In 2020, Biden defeated Trump by promising normalcy. Normalcy will no longer help the Democrats. In the most recent example of an antipopulist victory, Donald Tusk triumphed in Poland’s 2023 parliamentary elections and returned to be prime minister, not because he promised business as usual but because his party, Civic Platform, was able to forge a compelling new political identity. Tusk’s party adopted more progressive positions on such controversial issues as abortion rights and workers’ protections, but it also wrapped itself in the flag and embraced patriotism. Tusk offered Poles a new grand narrative, not simply a different electoral strategy. Civic Platform’s success still depended on forming a coalition with other parties, a potentially fragile basis for governing, but it offers a template, at least, for how the liberal center can reinvent itself and check the advance of illiberal populism.

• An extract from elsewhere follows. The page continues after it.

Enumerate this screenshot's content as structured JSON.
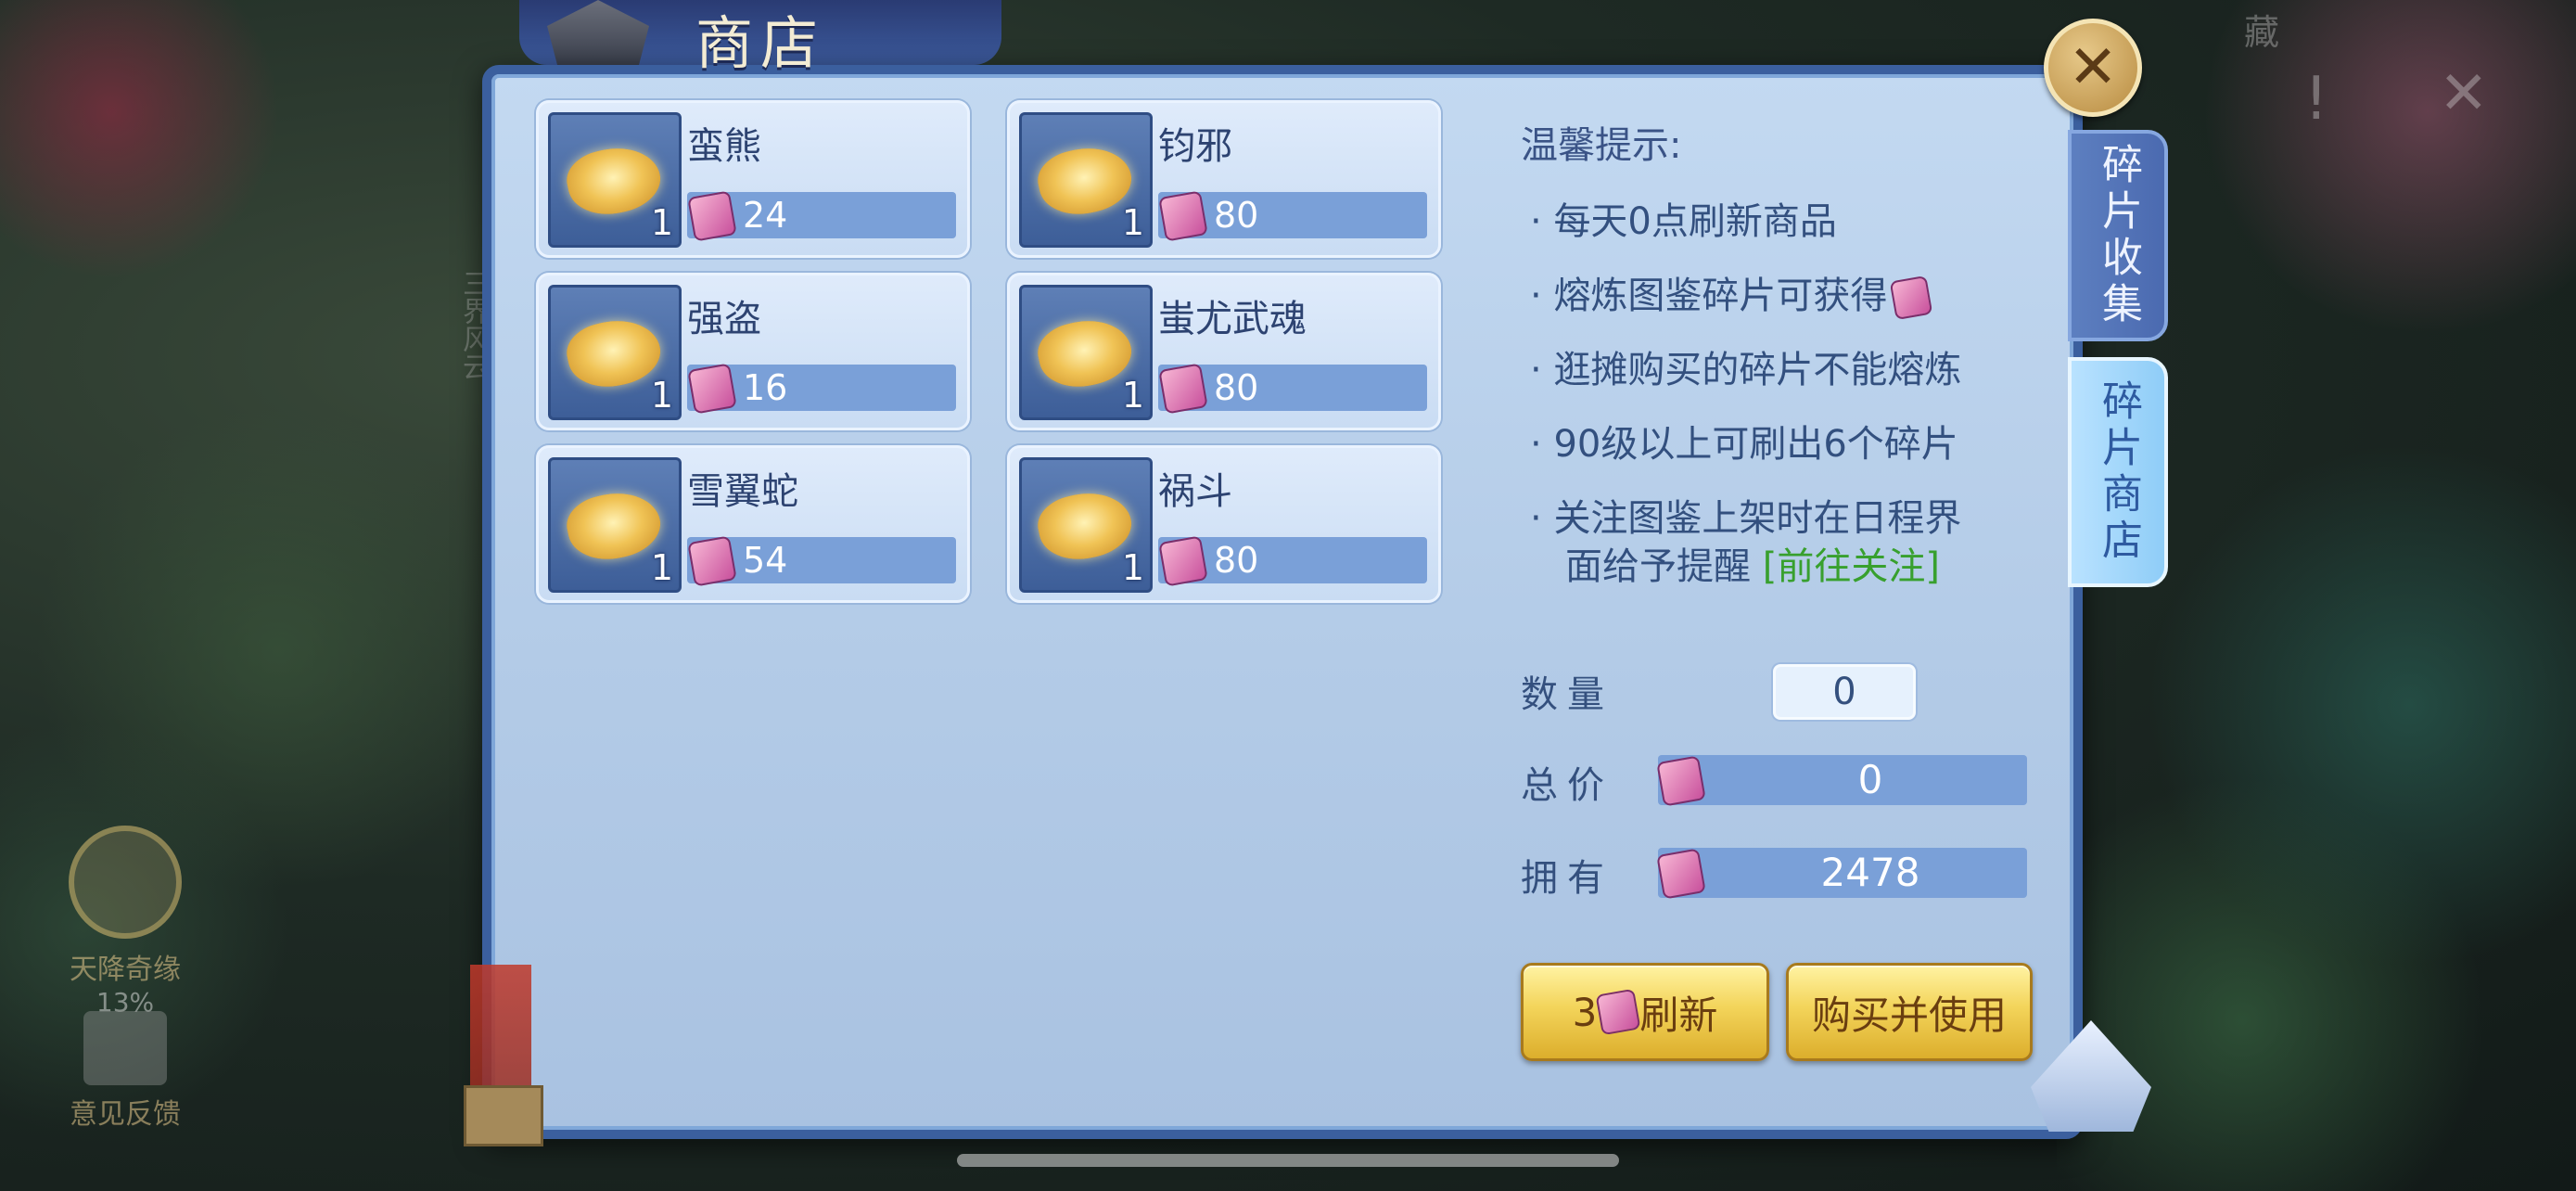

The risk for the United States is high: The next few years could easily see American politics descend into cruel, petty vengefulness, or worse. But for liberals to respond to this moment by acting as defenders of a disappearing status quo would be unwise. To do so would entail merely reacting to whatever Trump does. The mindset of resistance may be the best way to understand tyranny, but it is not the best way to handle a moment of radical political rupture, in which tyranny is possible but not inevitable.

Back in 1989, the political scientist Ken Jowitt, the author of a great study of Communist upheaval in that period, New World Disorder, observed that a rupture of this type forces political leaders to devise a new vocabulary. At such moments, formerly magic words do not work anymore. The slogan “Democracy is under threat” did not benefit the Democrats during the election, because many voters simply did not see Trump himself as that threat.

As the writer George Orwell observed, “To see what is in front of one’s nose needs a constant struggle.” The challenge of apprehending the new, even when the fact of its arrival is undeniable, means that it may come as a shock to liberal sensibilities how few tears will be shed for the passing of the old order. Contrary to what seemed the correct response in 2016, the task of Trump opponents today is not to resist the political change that he has unleashed but to embrace it—and use this moment to fashion a new coalition for a better society.